When I told my wife I was writing this piece and asked what her impressions were of Neustrelitz, she remarked, "What struck me was that no one was trying to take the kids' dignity away from them. In Oak Hill, the rooms were bare, with no books or family pictures. The kids all wore the same drab uniforms. Staff were dressed like guards. It was as if the whole environment was designed to take away the kids' individuality and humanity."

Delegations of this sort can be viewed skeptically, with xenophobia and exceptionalism often rearing their ugly heads. The New York City study trip resulted in a snarky editorial in the New York Post; and staff in Washington often joked that these were "D.C. kids -- not Huck Finn."

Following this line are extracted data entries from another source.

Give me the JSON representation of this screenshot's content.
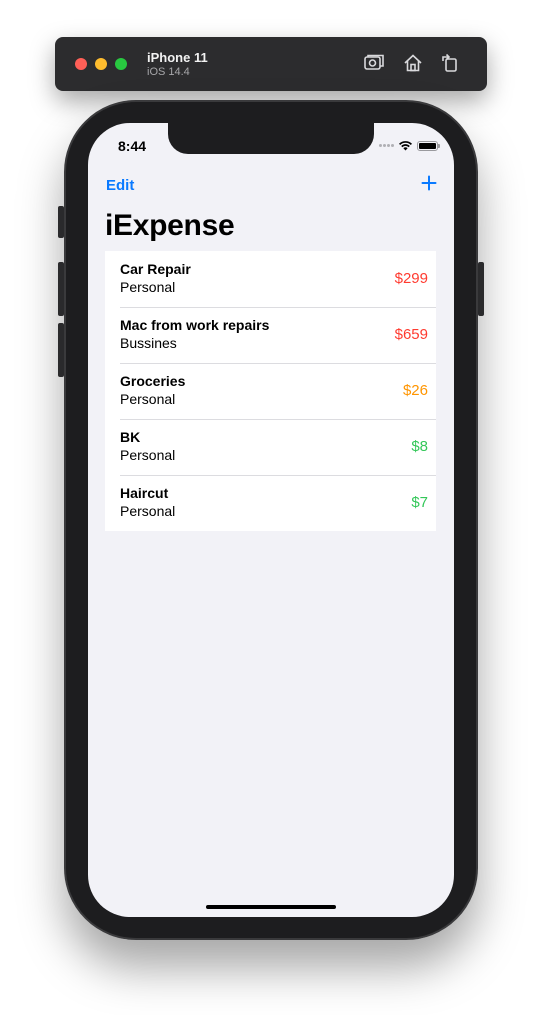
{
  "simulator": {
    "device_name": "iPhone 11",
    "os_version": "iOS 14.4",
    "tools": [
      "screenshot-icon",
      "home-icon",
      "rotate-icon"
    ]
  },
  "status_bar": {
    "time": "8:44"
  },
  "nav": {
    "edit_label": "Edit",
    "add_icon": "plus-icon"
  },
  "title": "iExpense",
  "expenses": [
    {
      "name": "Car Repair",
      "type": "Personal",
      "amount": "$299",
      "color": "#ff3b30"
    },
    {
      "name": "Mac from work repairs",
      "type": "Bussines",
      "amount": "$659",
      "color": "#ff3b30"
    },
    {
      "name": "Groceries",
      "type": "Personal",
      "amount": "$26",
      "color": "#ff9500"
    },
    {
      "name": "BK",
      "type": "Personal",
      "amount": "$8",
      "color": "#34c759"
    },
    {
      "name": "Haircut",
      "type": "Personal",
      "amount": "$7",
      "color": "#34c759"
    }
  ],
  "colors": {
    "accent": "#0a7aff",
    "background": "#f2f2f7"
  }
}
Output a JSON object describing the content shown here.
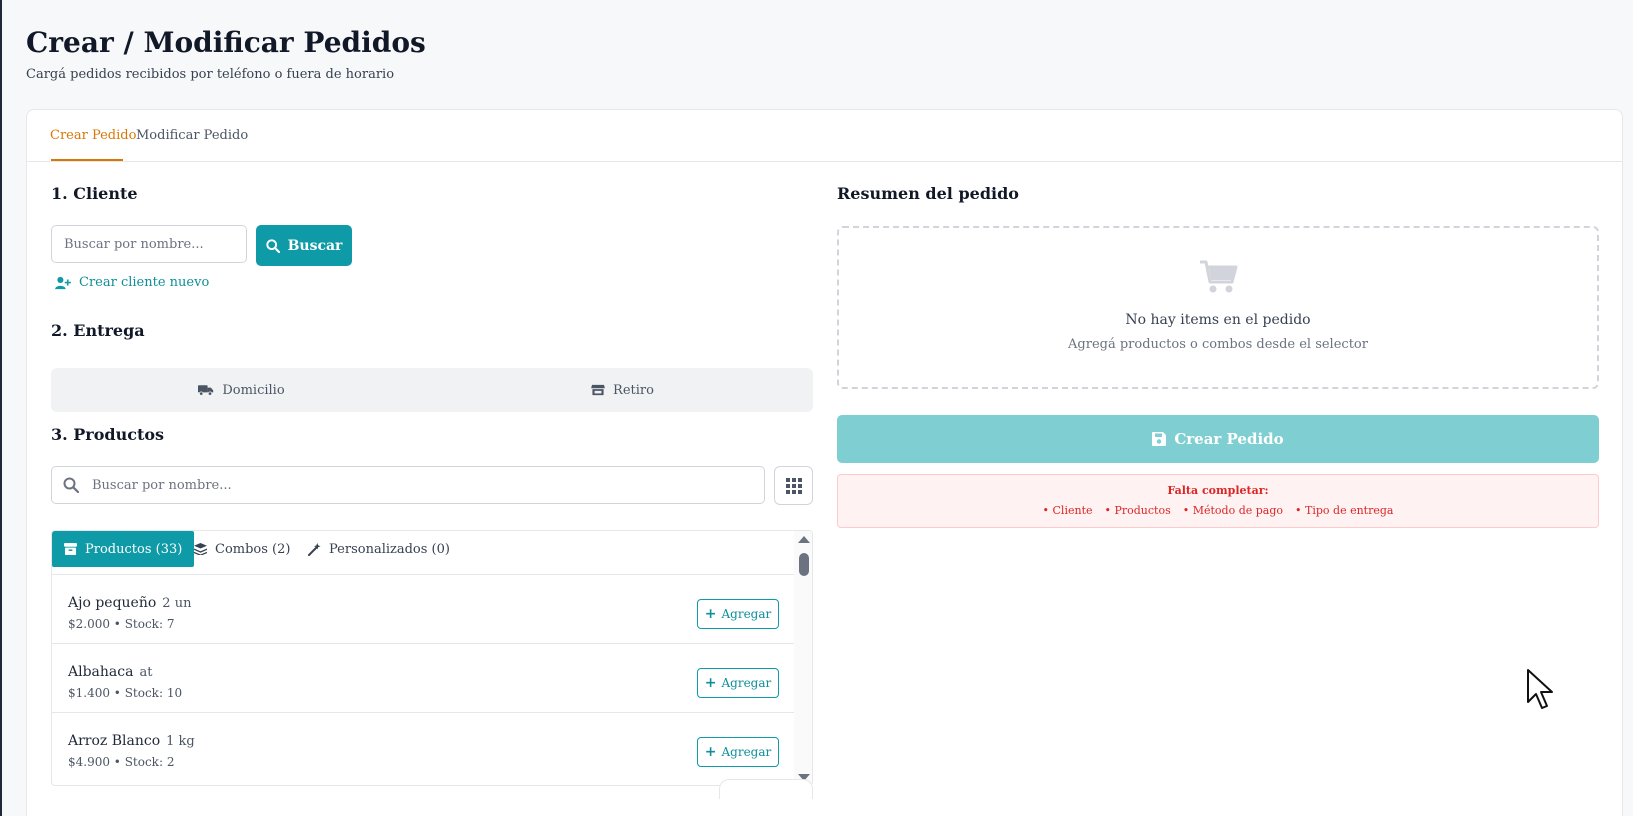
{
  "page": {
    "title": "Crear / Modificar Pedidos",
    "subtitle": "Cargá pedidos recibidos por teléfono o fuera de horario"
  },
  "tabs": [
    {
      "label": "Crear Pedido",
      "active": true
    },
    {
      "label": "Modificar Pedido",
      "active": false
    }
  ],
  "cliente": {
    "title": "1. Cliente",
    "search_placeholder": "Buscar por nombre...",
    "search_button": "Buscar",
    "create_link": "Crear cliente nuevo"
  },
  "entrega": {
    "title": "2. Entrega",
    "options": [
      {
        "label": "Domicilio",
        "icon": "truck-icon"
      },
      {
        "label": "Retiro",
        "icon": "store-icon"
      }
    ]
  },
  "productos": {
    "title": "3. Productos",
    "search_placeholder": "Buscar por nombre...",
    "tabs": [
      {
        "label": "Productos (33)",
        "icon": "box-icon",
        "active": true
      },
      {
        "label": "Combos (2)",
        "icon": "layers-icon",
        "active": false
      },
      {
        "label": "Personalizados (0)",
        "icon": "wand-icon",
        "active": false
      }
    ],
    "items": [
      {
        "name": "Ajo pequeño",
        "unit": "2 un",
        "meta": "$2.000 • Stock: 7",
        "action": "Agregar"
      },
      {
        "name": "Albahaca",
        "unit": "at",
        "meta": "$1.400 • Stock: 10",
        "action": "Agregar"
      },
      {
        "name": "Arroz Blanco",
        "unit": "1 kg",
        "meta": "$4.900 • Stock: 2",
        "action": "Agregar"
      }
    ]
  },
  "resumen": {
    "title": "Resumen del pedido",
    "empty_title": "No hay items en el pedido",
    "empty_subtitle": "Agregá productos o combos desde el selector",
    "create_button": "Crear Pedido",
    "missing_title": "Falta completar:",
    "missing_items": [
      "• Cliente",
      "• Productos",
      "• Método de pago",
      "• Tipo de entrega"
    ]
  },
  "colors": {
    "primary": "#0e9aa7",
    "primary_disabled": "#7fcfd2",
    "tab_active": "#d97706",
    "error": "#dc2626"
  }
}
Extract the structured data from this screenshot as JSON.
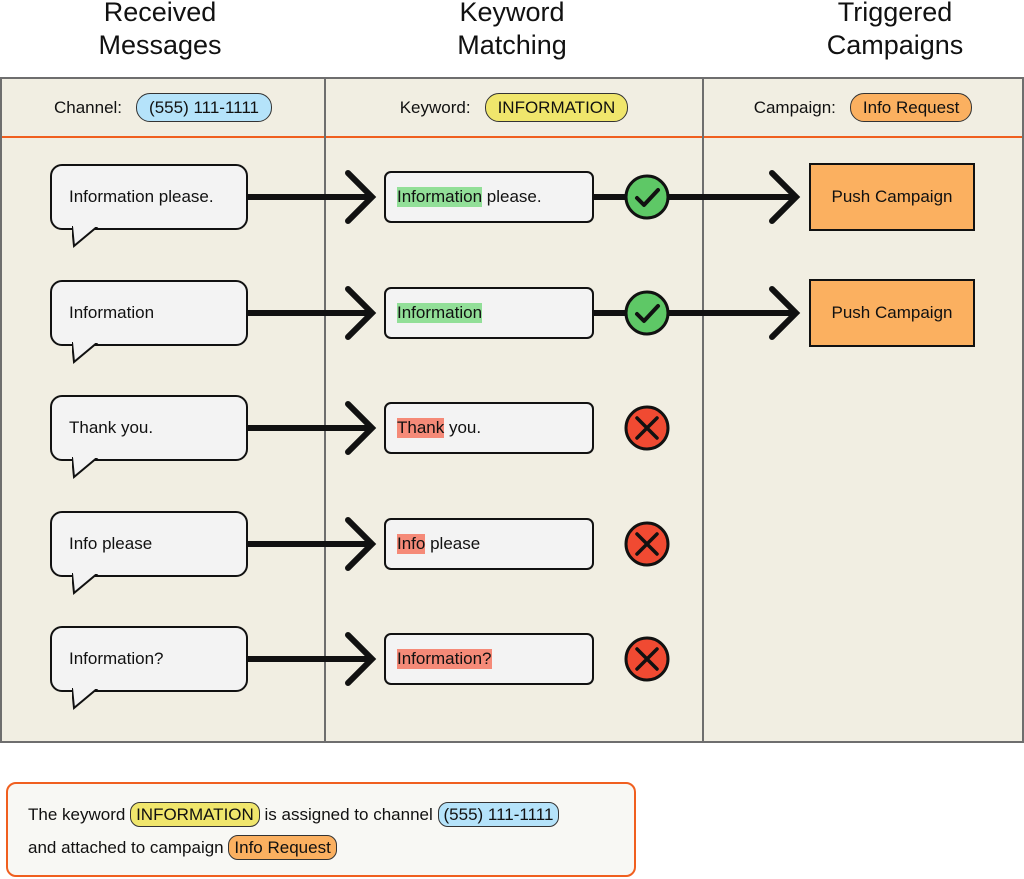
{
  "columns": [
    {
      "title_line1": "Received",
      "title_line2": "Messages",
      "header_label": "Channel:",
      "header_value": "(555) 111-1111"
    },
    {
      "title_line1": "Keyword",
      "title_line2": "Matching",
      "header_label": "Keyword:",
      "header_value": "INFORMATION"
    },
    {
      "title_line1": "Triggered",
      "title_line2": "Campaigns",
      "header_label": "Campaign:",
      "header_value": "Info Request"
    }
  ],
  "rows": [
    {
      "message": "Information please.",
      "highlight": "Information",
      "rest": " please.",
      "matched": true,
      "campaign": "Push Campaign"
    },
    {
      "message": "Information",
      "highlight": "Information",
      "rest": "",
      "matched": true,
      "campaign": "Push Campaign"
    },
    {
      "message": "Thank you.",
      "highlight": "Thank",
      "rest": " you.",
      "matched": false,
      "campaign": ""
    },
    {
      "message": "Info please",
      "highlight": "Info",
      "rest": " please",
      "matched": false,
      "campaign": ""
    },
    {
      "message": "Information?",
      "highlight": "Information?",
      "rest": "",
      "matched": false,
      "campaign": ""
    }
  ],
  "note": {
    "part1": "The keyword",
    "keyword": "INFORMATION",
    "part2": "is assigned to channel",
    "channel": "(555) 111-1111",
    "part3": "and attached to campaign",
    "campaign": "Info Request"
  },
  "colors": {
    "panel_bg": "#f1eee2",
    "header_divider": "#f05f1f",
    "channel_pill": "#b5e3fa",
    "keyword_pill": "#f0e66c",
    "campaign_pill": "#fbb060",
    "match_highlight": "#92df98",
    "nomatch_highlight": "#f58a78",
    "check_fill": "#5ec866",
    "cross_fill": "#f04a32"
  }
}
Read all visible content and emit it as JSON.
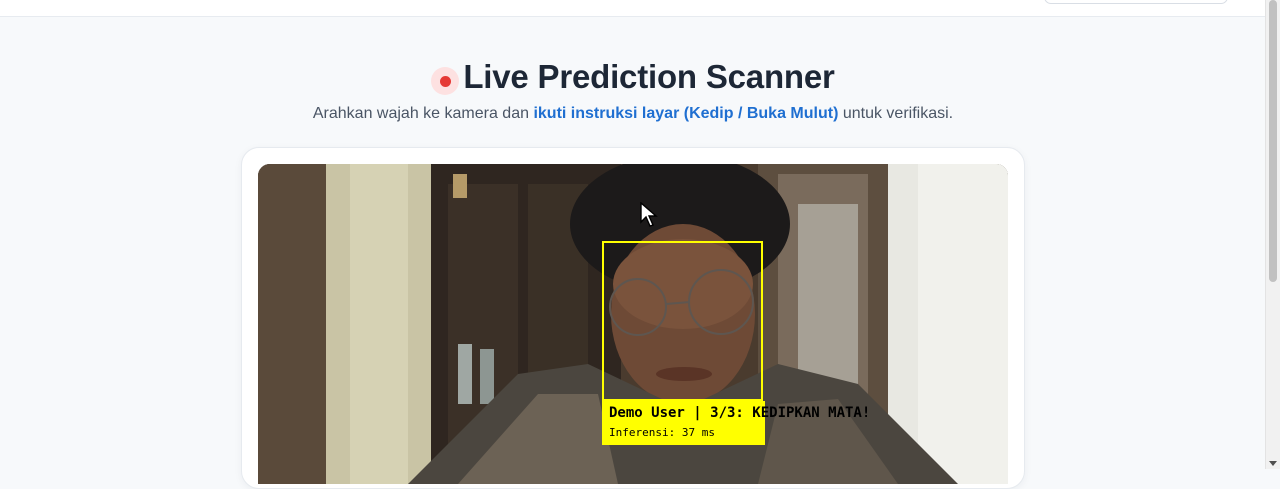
{
  "header": {
    "title": "Live Prediction Scanner",
    "subtitle_start": "Arahkan wajah ke kamera dan ",
    "subtitle_highlight": "ikuti instruksi layar (Kedip / Buka Mulut)",
    "subtitle_end": " untuk verifikasi."
  },
  "scanner": {
    "overlay_label": "Demo User | 3/3: KEDIPKAN MATA!",
    "inference_label": "Inferensi: 37 ms"
  },
  "colors": {
    "accent": "#1f6fd1",
    "record": "#e53935",
    "face_box": "#ffff00"
  }
}
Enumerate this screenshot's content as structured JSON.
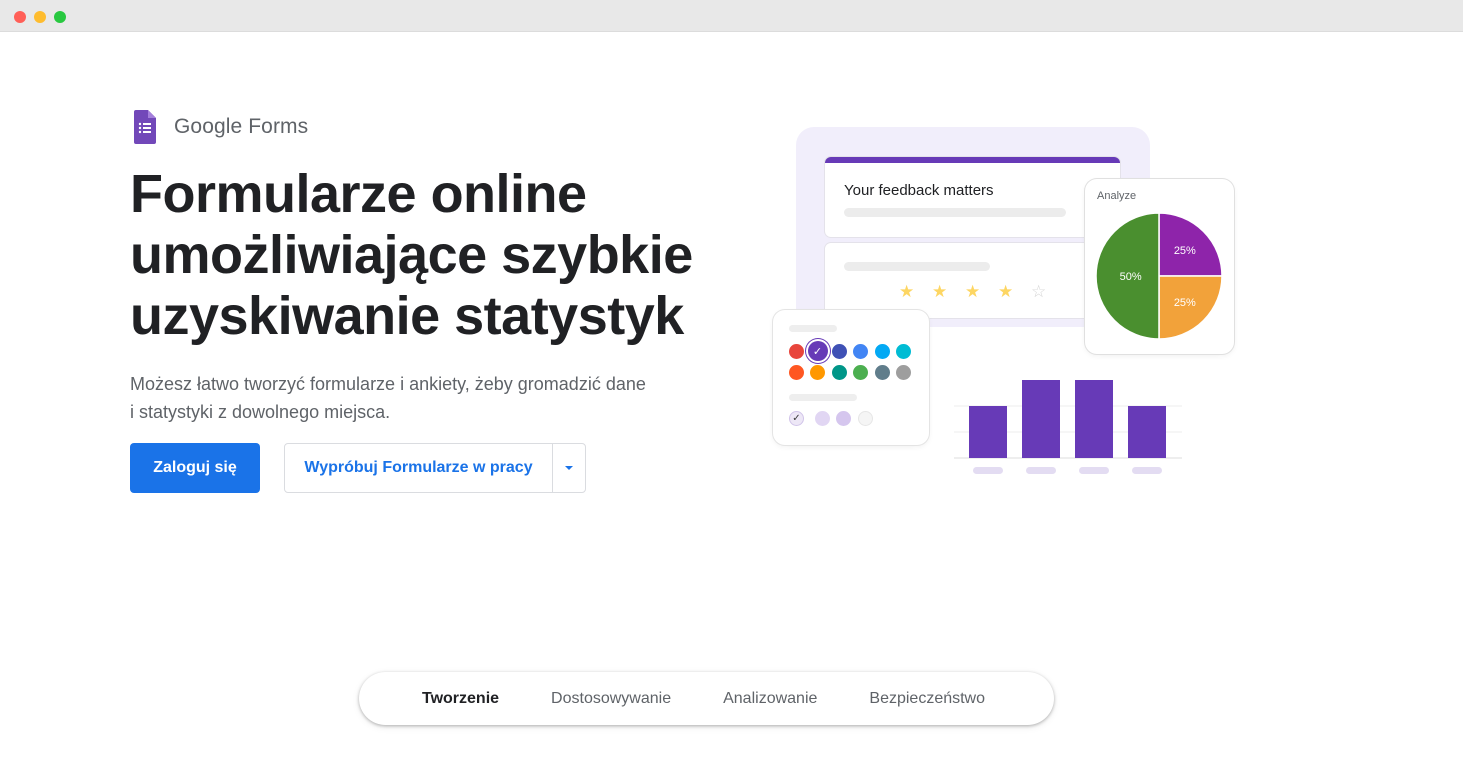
{
  "window": {
    "controls": [
      "close",
      "minimize",
      "maximize"
    ]
  },
  "brand": {
    "name": "Google Forms",
    "icon": "google-forms-icon",
    "icon_color": "#7248b9"
  },
  "hero": {
    "headline_lines": [
      "Formularze online",
      "umożliwiające szybkie",
      "uzyskiwanie statystyk"
    ],
    "subtext_lines": [
      "Możesz łatwo tworzyć formularze i ankiety, żeby gromadzić dane",
      "i statystyki z dowolnego miejsca."
    ],
    "primary_button": "Zaloguj się",
    "secondary_button": "Wypróbuj Formularze w pracy",
    "secondary_dropdown_icon": "caret-down-icon"
  },
  "illustration": {
    "form_title": "Your feedback matters",
    "rating": {
      "value": 4,
      "max": 5
    },
    "pie": {
      "label": "Analyze",
      "slices": [
        {
          "label": "25%",
          "value": 25,
          "color": "#8e24aa"
        },
        {
          "label": "25%",
          "value": 25,
          "color": "#f2a23a"
        },
        {
          "label": "50%",
          "value": 50,
          "color": "#4a8f2f"
        }
      ]
    },
    "palette_colors": [
      "#e8453c",
      "#673ab7",
      "#3f51b5",
      "#4285f4",
      "#03a9f4",
      "#00bcd4",
      "#ff5722",
      "#ff9800",
      "#009688",
      "#4caf50",
      "#607d8b",
      "#9e9e9e"
    ],
    "selected_color_index": 1,
    "bars": {
      "values": [
        2,
        3,
        3,
        2
      ],
      "color": "#673ab7"
    }
  },
  "colors": {
    "accent": "#1a73e8",
    "brand_purple": "#673ab7"
  },
  "tabs": [
    {
      "label": "Tworzenie",
      "active": true
    },
    {
      "label": "Dostosowywanie",
      "active": false
    },
    {
      "label": "Analizowanie",
      "active": false
    },
    {
      "label": "Bezpieczeństwo",
      "active": false
    }
  ]
}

But, as American policymakers are increasingly grappling with the negative consequences of mass incarceration, we must learn from foreign and local innovations that are watershed, rather than incremental, changes from our current destructive prison paradigm.

For example, following his visit to Neustrelitz, Connecticut Governor Dannel Malloy proposed a raft of reforms in his state. He is establishing a separate prison for young adults up to age 25 and has proposed to raise the age of his state's juvenile court to 21, which would make Connecticut the first state in the nation to do so.

Numerous D.C. staff and dignitaries visited Missouri and we hired former high-level Missouri staff to help inculcate our system with their level of decency and rehabilitative focus. With their help and using their example, we dramatically changed the way we did business in D.C., closing Oak Hill and replacing it with a much humane and rehabilitative environment.

What I learned from the Germans and Missourians is what America's penal system needs to absorb from examples of this sort. Once we return the humanity to our system and view those in it -- be they people who work in prison, or those incarcerated there -- as human beings and not just inmates or file numbers, we'll have taken an important step towards reducing mass incarceration and creating a system that matches our stated values as Americans.